Opposition Leader Malcolm Turnbull has blasted the viability of Mr. Rudd's plan, saying that he relies too heavily on the China threat, which he describes as "unlikely and not realistic" given the nation's current relations with the communist state. Additionally, an article in The Age describes the plan as potentially leaving "financial time bombs" for future governments.
The Defense Department has been asked to find $20 billion in savings to help offset the cost of the program. Joel Fitzgibbon, the defense minister, remains confident that the government can manage the cost of the military expansion and says a detailed spending plan will be released next week when the government releases the federal budget, reports the Australian Broadcasting Corporation.
Despite assurances, there remains widespread skepticism, as almost every Australian news outlet ran a story on Saturday questioning or explaining just where the money would come from. One such report in the Sydney Morning Herald interviewed Hugh White, a professor of strategic studies at Australian National University, who pointed to the Defense Department's long history of wasteful spending.
Meanwhile, The Australian reports that Japan has indicated solidarity about concerns regarding China's rapidly increasing military might. Speaking in Perth, Japanese Foreign Minister Hirofumi Nakasone said the communist state's military expansion policy was an "issue of some concern" to the region.

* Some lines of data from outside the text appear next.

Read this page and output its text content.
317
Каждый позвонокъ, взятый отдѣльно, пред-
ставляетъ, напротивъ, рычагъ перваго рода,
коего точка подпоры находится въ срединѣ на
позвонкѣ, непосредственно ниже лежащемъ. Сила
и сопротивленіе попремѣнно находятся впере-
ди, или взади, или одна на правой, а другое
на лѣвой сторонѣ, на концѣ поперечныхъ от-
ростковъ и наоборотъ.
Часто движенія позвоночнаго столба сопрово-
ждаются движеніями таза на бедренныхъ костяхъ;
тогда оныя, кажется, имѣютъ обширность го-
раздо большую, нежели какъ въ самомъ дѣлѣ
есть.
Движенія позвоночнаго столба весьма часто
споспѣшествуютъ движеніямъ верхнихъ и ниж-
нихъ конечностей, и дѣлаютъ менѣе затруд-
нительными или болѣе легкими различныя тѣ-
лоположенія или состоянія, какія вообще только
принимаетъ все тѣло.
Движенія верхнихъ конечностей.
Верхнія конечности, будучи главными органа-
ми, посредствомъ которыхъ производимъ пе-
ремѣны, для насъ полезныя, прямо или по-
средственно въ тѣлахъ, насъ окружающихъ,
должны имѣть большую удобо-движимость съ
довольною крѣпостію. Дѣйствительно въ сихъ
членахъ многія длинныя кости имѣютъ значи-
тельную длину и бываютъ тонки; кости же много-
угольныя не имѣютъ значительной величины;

In China, the official state news agency, Xinhua, took an optimistic view of the proposed buildup, noting it's potential to help Australian economy by reviving industry. The Chinese news agency quoted Rudd saying, "It is good news for industry as many of the new assets will be built locally."
Australia's push for a stronger military force may also be reflective of a growing "fortress Australia" mentality, writes BBC Australia correspondent Nick Bryant in his news blog. Less able to depend on the US for support like it has since World War II, Mr. Bryant writes that "stout self-defence and self-reliance are the watchwords" in Australia now. For many Australians, there is a view that having a better equipped military may allow them to take more independent positions, writes Bryant.